In einem zum alchemistischen Labor aufgebauten Tableau versuchen sich sieben Adepten mit den Mitteln
von Musik, Sprache und Kunst aus einengenden Kokons, Häuten, Konventionen, Lebenskonzepten zu befreien.
Die Bühne wird zum Ort brodelnder, zischender und stinkender Metamorphosen:
Zwei Musiker hängen als Riesentropfen von der Decke – wie schaffen sie es,
sich aus ihren Kokons herauszuspielen?
Ein Dichter fällt aus der Rolle – kann er sich über die Sprache hinaus entwickeln?
Eine Frau kämpft sich durch den Verdauungsgang – oder ist es eine Wursthaut?
Ein Schlagwerk rumpelt im Uterus.
Ein Paar probt die Vereinigung im Elektrolysebad.
Eine Laborantin knetet und backt in reiner Handarbeit die schönsten Homunkuli…

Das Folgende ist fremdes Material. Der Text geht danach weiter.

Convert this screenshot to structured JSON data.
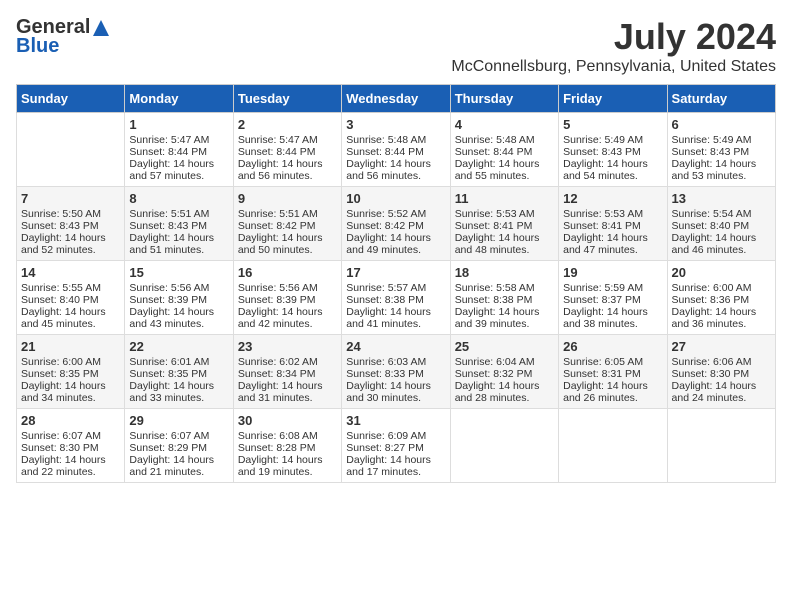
{
  "header": {
    "logo_general": "General",
    "logo_blue": "Blue",
    "title": "July 2024",
    "subtitle": "McConnellsburg, Pennsylvania, United States"
  },
  "days_of_week": [
    "Sunday",
    "Monday",
    "Tuesday",
    "Wednesday",
    "Thursday",
    "Friday",
    "Saturday"
  ],
  "weeks": [
    [
      {
        "day": "",
        "sunrise": "",
        "sunset": "",
        "daylight": ""
      },
      {
        "day": "1",
        "sunrise": "Sunrise: 5:47 AM",
        "sunset": "Sunset: 8:44 PM",
        "daylight": "Daylight: 14 hours and 57 minutes."
      },
      {
        "day": "2",
        "sunrise": "Sunrise: 5:47 AM",
        "sunset": "Sunset: 8:44 PM",
        "daylight": "Daylight: 14 hours and 56 minutes."
      },
      {
        "day": "3",
        "sunrise": "Sunrise: 5:48 AM",
        "sunset": "Sunset: 8:44 PM",
        "daylight": "Daylight: 14 hours and 56 minutes."
      },
      {
        "day": "4",
        "sunrise": "Sunrise: 5:48 AM",
        "sunset": "Sunset: 8:44 PM",
        "daylight": "Daylight: 14 hours and 55 minutes."
      },
      {
        "day": "5",
        "sunrise": "Sunrise: 5:49 AM",
        "sunset": "Sunset: 8:43 PM",
        "daylight": "Daylight: 14 hours and 54 minutes."
      },
      {
        "day": "6",
        "sunrise": "Sunrise: 5:49 AM",
        "sunset": "Sunset: 8:43 PM",
        "daylight": "Daylight: 14 hours and 53 minutes."
      }
    ],
    [
      {
        "day": "7",
        "sunrise": "Sunrise: 5:50 AM",
        "sunset": "Sunset: 8:43 PM",
        "daylight": "Daylight: 14 hours and 52 minutes."
      },
      {
        "day": "8",
        "sunrise": "Sunrise: 5:51 AM",
        "sunset": "Sunset: 8:43 PM",
        "daylight": "Daylight: 14 hours and 51 minutes."
      },
      {
        "day": "9",
        "sunrise": "Sunrise: 5:51 AM",
        "sunset": "Sunset: 8:42 PM",
        "daylight": "Daylight: 14 hours and 50 minutes."
      },
      {
        "day": "10",
        "sunrise": "Sunrise: 5:52 AM",
        "sunset": "Sunset: 8:42 PM",
        "daylight": "Daylight: 14 hours and 49 minutes."
      },
      {
        "day": "11",
        "sunrise": "Sunrise: 5:53 AM",
        "sunset": "Sunset: 8:41 PM",
        "daylight": "Daylight: 14 hours and 48 minutes."
      },
      {
        "day": "12",
        "sunrise": "Sunrise: 5:53 AM",
        "sunset": "Sunset: 8:41 PM",
        "daylight": "Daylight: 14 hours and 47 minutes."
      },
      {
        "day": "13",
        "sunrise": "Sunrise: 5:54 AM",
        "sunset": "Sunset: 8:40 PM",
        "daylight": "Daylight: 14 hours and 46 minutes."
      }
    ],
    [
      {
        "day": "14",
        "sunrise": "Sunrise: 5:55 AM",
        "sunset": "Sunset: 8:40 PM",
        "daylight": "Daylight: 14 hours and 45 minutes."
      },
      {
        "day": "15",
        "sunrise": "Sunrise: 5:56 AM",
        "sunset": "Sunset: 8:39 PM",
        "daylight": "Daylight: 14 hours and 43 minutes."
      },
      {
        "day": "16",
        "sunrise": "Sunrise: 5:56 AM",
        "sunset": "Sunset: 8:39 PM",
        "daylight": "Daylight: 14 hours and 42 minutes."
      },
      {
        "day": "17",
        "sunrise": "Sunrise: 5:57 AM",
        "sunset": "Sunset: 8:38 PM",
        "daylight": "Daylight: 14 hours and 41 minutes."
      },
      {
        "day": "18",
        "sunrise": "Sunrise: 5:58 AM",
        "sunset": "Sunset: 8:38 PM",
        "daylight": "Daylight: 14 hours and 39 minutes."
      },
      {
        "day": "19",
        "sunrise": "Sunrise: 5:59 AM",
        "sunset": "Sunset: 8:37 PM",
        "daylight": "Daylight: 14 hours and 38 minutes."
      },
      {
        "day": "20",
        "sunrise": "Sunrise: 6:00 AM",
        "sunset": "Sunset: 8:36 PM",
        "daylight": "Daylight: 14 hours and 36 minutes."
      }
    ],
    [
      {
        "day": "21",
        "sunrise": "Sunrise: 6:00 AM",
        "sunset": "Sunset: 8:35 PM",
        "daylight": "Daylight: 14 hours and 34 minutes."
      },
      {
        "day": "22",
        "sunrise": "Sunrise: 6:01 AM",
        "sunset": "Sunset: 8:35 PM",
        "daylight": "Daylight: 14 hours and 33 minutes."
      },
      {
        "day": "23",
        "sunrise": "Sunrise: 6:02 AM",
        "sunset": "Sunset: 8:34 PM",
        "daylight": "Daylight: 14 hours and 31 minutes."
      },
      {
        "day": "24",
        "sunrise": "Sunrise: 6:03 AM",
        "sunset": "Sunset: 8:33 PM",
        "daylight": "Daylight: 14 hours and 30 minutes."
      },
      {
        "day": "25",
        "sunrise": "Sunrise: 6:04 AM",
        "sunset": "Sunset: 8:32 PM",
        "daylight": "Daylight: 14 hours and 28 minutes."
      },
      {
        "day": "26",
        "sunrise": "Sunrise: 6:05 AM",
        "sunset": "Sunset: 8:31 PM",
        "daylight": "Daylight: 14 hours and 26 minutes."
      },
      {
        "day": "27",
        "sunrise": "Sunrise: 6:06 AM",
        "sunset": "Sunset: 8:30 PM",
        "daylight": "Daylight: 14 hours and 24 minutes."
      }
    ],
    [
      {
        "day": "28",
        "sunrise": "Sunrise: 6:07 AM",
        "sunset": "Sunset: 8:30 PM",
        "daylight": "Daylight: 14 hours and 22 minutes."
      },
      {
        "day": "29",
        "sunrise": "Sunrise: 6:07 AM",
        "sunset": "Sunset: 8:29 PM",
        "daylight": "Daylight: 14 hours and 21 minutes."
      },
      {
        "day": "30",
        "sunrise": "Sunrise: 6:08 AM",
        "sunset": "Sunset: 8:28 PM",
        "daylight": "Daylight: 14 hours and 19 minutes."
      },
      {
        "day": "31",
        "sunrise": "Sunrise: 6:09 AM",
        "sunset": "Sunset: 8:27 PM",
        "daylight": "Daylight: 14 hours and 17 minutes."
      },
      {
        "day": "",
        "sunrise": "",
        "sunset": "",
        "daylight": ""
      },
      {
        "day": "",
        "sunrise": "",
        "sunset": "",
        "daylight": ""
      },
      {
        "day": "",
        "sunrise": "",
        "sunset": "",
        "daylight": ""
      }
    ]
  ]
}
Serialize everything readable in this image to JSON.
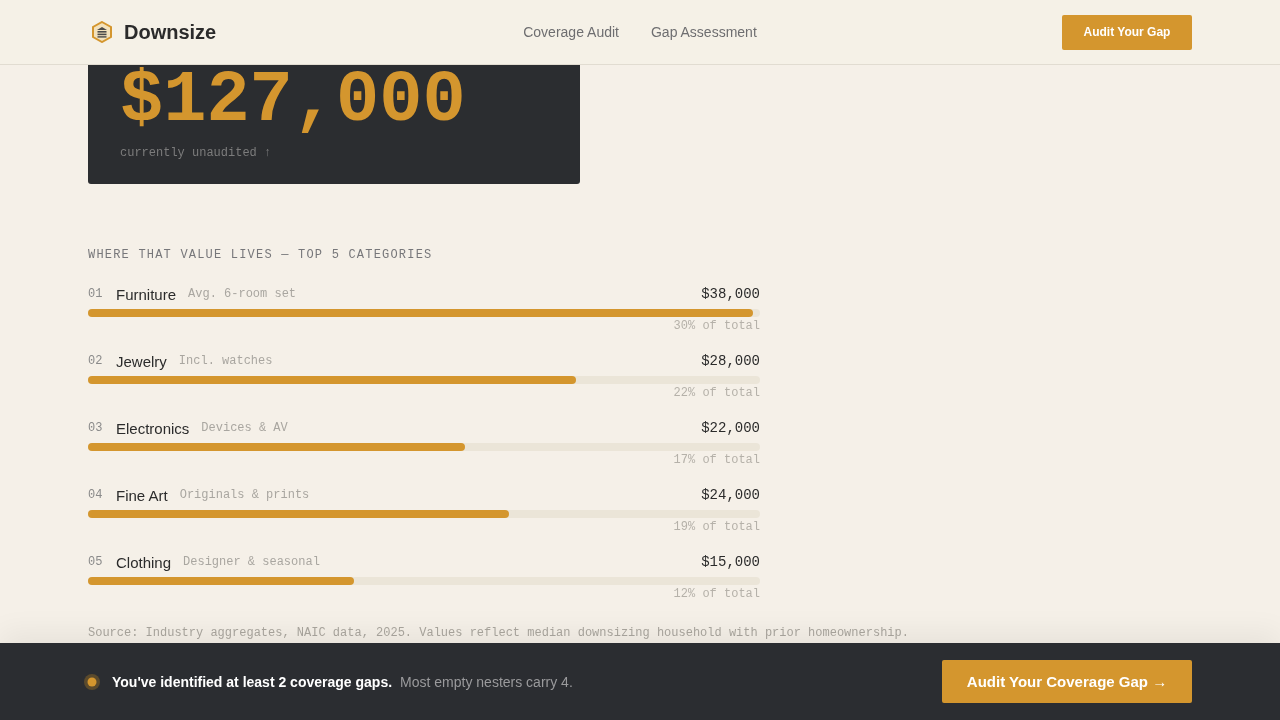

Die Dramaturgie folgt den Arbeitsschritten, welche die Alchemie zum Gelingen des „Großen Werks" vorschreibt –
der Herstellung des Steins der Weisen. Unterschiedliche Farbstimmungen zeigen die Phasen des Transformationsprozesses an.
Den Schmelz- und Destillationsvorgängen auf der stofflichen Ebene entsprechen Läuterungsprozesse auf der geistig-seelischen.
Gelungen ist das Werk, wenn es den vermeintlichen Gegensatz von Geist und Materie überwindet.
Ob dies den Adepten gelingt, bleibt jedoch offen.

 

Wir armen Menschen," sagt Basilius Valentinus (Alchemist des 16. Jh.), „werden für unsere Sünden allhier durch den Tod, den wir wohl verdient, in das Irdische, nämlich das Erdreich, eingesalzen, bis so lange wir durch die Zeit purificirt werden und verfaulen, und dann hinwiederum endlich durch das himmlische Feuer und Wärme auferweckt, clarificirt und erhoben werden zu der himmlischen Sublimation und Erhöhung, da alle Fäces, Sünden und Unreinigkeiten abgesondert bleiben."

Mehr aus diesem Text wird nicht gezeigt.